Why Prince Harry is the male role model men so desperately need

The multi-millionaire prince is about as privileged as it gets, but it turns out, says Martin Robinson, Harry is an inspiration
Prince Harry spoke openly about his pain and mental health during his and Meghan’s primetime interview with Oprah
PA Media
Martin Robinson10 March 2021

It is hard to view a royal as a role model.

It’s like looking up to bison, or cacti, or cutlery; royals are a different species, not quite human. We tend to idolise people who are fallible, who struggle against the odds to find success. The mythical struggles of Odysseus played out again and again in our Michael Caines, our John Lennons, our Marcus Rashfords. Royals don’t struggle, there is no journey, they just kind of sit in castles as animatronic visitor attractions.

So why then, did I, and perhaps other men, watch the Meghan and Harry and Oprah televisual event and find myself admiring Harry? He seemed… alright. Like a decent bloke fighting against his limitations, who had done what I hope I’d do if my wife was in trouble.
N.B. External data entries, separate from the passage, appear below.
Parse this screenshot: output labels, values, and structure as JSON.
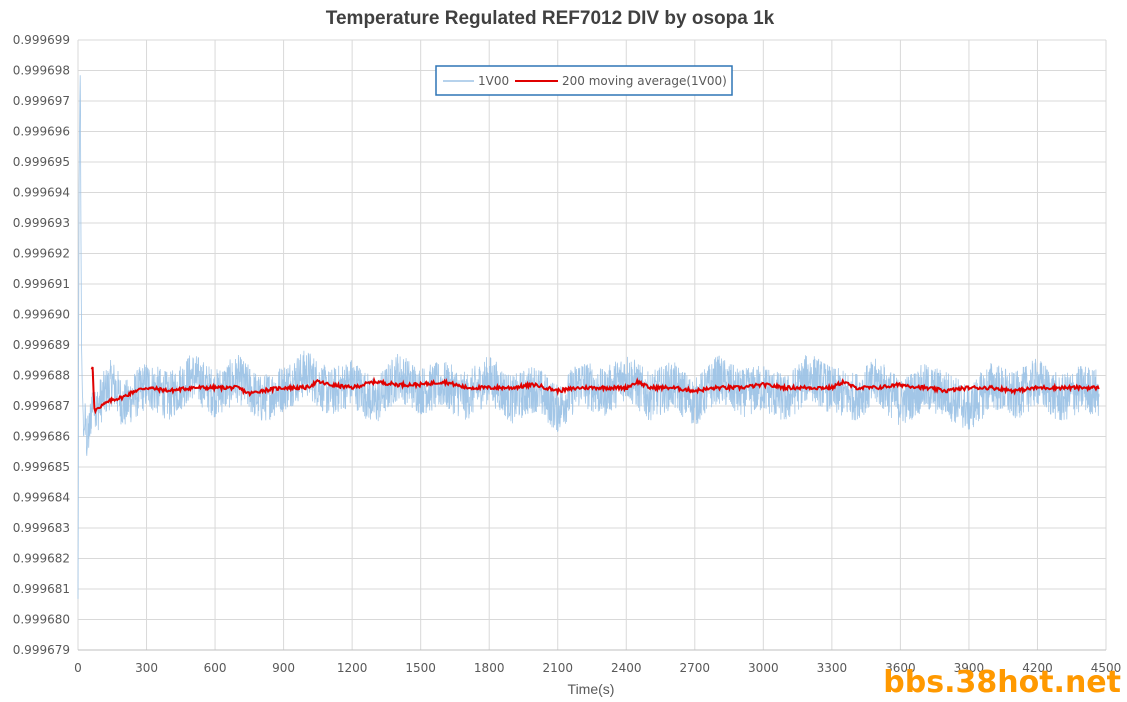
{
  "chart_data": {
    "type": "line",
    "title": "Temperature Regulated REF7012 DIV by osopa 1k",
    "xlabel": "Time(s)",
    "ylabel": "",
    "xlim": [
      0,
      4500
    ],
    "ylim": [
      0.999679,
      0.999699
    ],
    "x_ticks": [
      "0",
      "300",
      "600",
      "900",
      "1200",
      "1500",
      "1800",
      "2100",
      "2400",
      "2700",
      "3000",
      "3300",
      "3600",
      "3900",
      "4200",
      "4500"
    ],
    "y_ticks": [
      "0.999679",
      "0.999680",
      "0.999681",
      "0.999682",
      "0.999683",
      "0.999684",
      "0.999685",
      "0.999686",
      "0.999687",
      "0.999688",
      "0.999689",
      "0.999690",
      "0.999691",
      "0.999692",
      "0.999693",
      "0.999694",
      "0.999695",
      "0.999696",
      "0.999697",
      "0.999698",
      "0.999699"
    ],
    "grid": true,
    "legend_position": "top-center",
    "series": [
      {
        "name": "1V00",
        "color": "#9dc3e6",
        "x": [
          0,
          5,
          10,
          15,
          20,
          25,
          30,
          40,
          50,
          60,
          70,
          80,
          100,
          150,
          200,
          300,
          400,
          500,
          600,
          700,
          800,
          900,
          1000,
          1100,
          1200,
          1300,
          1400,
          1500,
          1600,
          1700,
          1800,
          1900,
          2000,
          2100,
          2200,
          2300,
          2400,
          2500,
          2600,
          2700,
          2800,
          2900,
          3000,
          3100,
          3200,
          3300,
          3400,
          3500,
          3600,
          3700,
          3800,
          3900,
          4000,
          4100,
          4200,
          4300,
          4400,
          4470
        ],
        "values": [
          0.9996806,
          0.9996948,
          0.999698,
          0.9996893,
          0.9996872,
          0.999686,
          0.9996865,
          0.9996858,
          0.9996862,
          0.999687,
          0.9996875,
          0.9996868,
          0.9996872,
          0.9996878,
          0.999687,
          0.9996877,
          0.9996873,
          0.999688,
          0.9996874,
          0.9996879,
          0.9996872,
          0.9996876,
          0.9996881,
          0.9996874,
          0.9996878,
          0.9996871,
          0.999688,
          0.9996875,
          0.9996877,
          0.9996873,
          0.9996879,
          0.9996872,
          0.9996876,
          0.9996869,
          0.9996878,
          0.9996874,
          0.999688,
          0.9996873,
          0.9996877,
          0.9996871,
          0.9996879,
          0.9996874,
          0.9996876,
          0.9996872,
          0.999688,
          0.9996875,
          0.9996873,
          0.9996878,
          0.9996871,
          0.9996876,
          0.9996874,
          0.9996869,
          0.9996877,
          0.9996873,
          0.9996878,
          0.9996872,
          0.9996876,
          0.9996874
        ],
        "noise_amplitude": 8e-07
      },
      {
        "name": "200 moving average(1V00)",
        "color": "#e00000",
        "x": [
          60,
          65,
          70,
          75,
          80,
          100,
          150,
          200,
          250,
          300,
          400,
          500,
          600,
          700,
          750,
          800,
          900,
          1000,
          1050,
          1100,
          1200,
          1300,
          1400,
          1500,
          1600,
          1700,
          1800,
          1900,
          2000,
          2100,
          2200,
          2300,
          2400,
          2450,
          2500,
          2600,
          2700,
          2800,
          2900,
          3000,
          3100,
          3200,
          3300,
          3350,
          3400,
          3500,
          3600,
          3700,
          3800,
          3900,
          4000,
          4100,
          4200,
          4300,
          4400,
          4470
        ],
        "values": [
          0.9996882,
          0.9996883,
          0.999687,
          0.9996868,
          0.9996869,
          0.999687,
          0.9996872,
          0.9996873,
          0.9996875,
          0.9996876,
          0.9996875,
          0.9996876,
          0.9996876,
          0.9996876,
          0.9996874,
          0.9996875,
          0.9996876,
          0.9996876,
          0.9996878,
          0.9996877,
          0.9996876,
          0.9996878,
          0.9996877,
          0.9996877,
          0.9996878,
          0.9996876,
          0.9996876,
          0.9996876,
          0.9996877,
          0.9996875,
          0.9996876,
          0.9996876,
          0.9996876,
          0.9996878,
          0.9996876,
          0.9996876,
          0.9996875,
          0.9996876,
          0.9996876,
          0.9996877,
          0.9996876,
          0.9996876,
          0.9996876,
          0.9996878,
          0.9996876,
          0.9996876,
          0.9996877,
          0.9996876,
          0.9996875,
          0.9996876,
          0.9996876,
          0.9996875,
          0.9996876,
          0.9996876,
          0.9996876,
          0.9996876
        ]
      }
    ]
  },
  "watermark": "bbs.38hot.net"
}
Deciding to expose his “pain” and be vulnerable was a move clearly learnt from his mother, who refused to bow to the royal tradition of not being human and was duly exiled by the mannequins with the clockwork wrists. Yet Meghan’s plight was the impetus. Surely, any of us humans would have had the same reaction to this grand but restrictive institution: ‘What is this place? Who has my phone? Why can’t I go for a McDonald’s breakfast?’

Anyone who isn’t from aristocratic stock would suffer. Stir in the tabloid abuse, laced with racism, and it was horribly inevitable that she’d spiral downwards.

But a miracle of sorts happened: her royal husband listened to her. By his own admission, it took a while, but he showed empathy, tried to support her, find help, and when none was forthcoming, started to recognise a machine which would grind up his wife and son the way it did his mother. Rather than swallow this, Harry acted upon it; decided they would take a step back, and eventually, a big step away.

He realised the environment he was in was fatally toxic. The curtain dropped on his lifelong privilege and status: his purpose as a man and his intentions as a father were under threat, he was in “a trap”. The way he pitied his father and brother was sincere, I think, he really wants freedom for them too.

And herein lies the reason he is suddenly a perfect modern role model for men. We are all coming to see ourselves as trapped in some way: conforming to what is expected of us as a man in our environments, which is often different to the man we really are or want to be. Instead, we tend to blend in with the expected behaviours, clothes, values and opinions; this is ‘hegemonic masculinity’, the pursuit of an idealised masculinity in a certain location.

You Are Not The Man You Are Supposed To Be by Martin Robinson
Bloomsbury

Most typically it involves a strong, cool, Alpha ideal, one infallible and less-than-human. This causes so many mental health problems for men - when they hit life’s difficulties and ‘fail’ to live up to the image, they then can’t ask for help because that is anathema to the ideal.

In rejecting what was expected of him as a man in his situation, Harry has provided a model which can free a lot of men from their particular traps. No easy task, given the weight of cultural and social expectations which bind our identities together, but one crucial to self-respect.

It’s not so much a rebellion as simply standing firm in your humanity, not letting yourself to be compromised by what’s around you. It’s hard to claim the biggest TV event of the year was in any way quiet, but Harry embodied a quiet revolution that is transforming men and has mental health at the heart of it. Rather than sticking on the stiff upper lip, he recognised his young family’s mental health problems, and found a dramatic but necessary solution.

Inspirational stuff, because it was not royal behaviour, not male behaviour but human behaviour.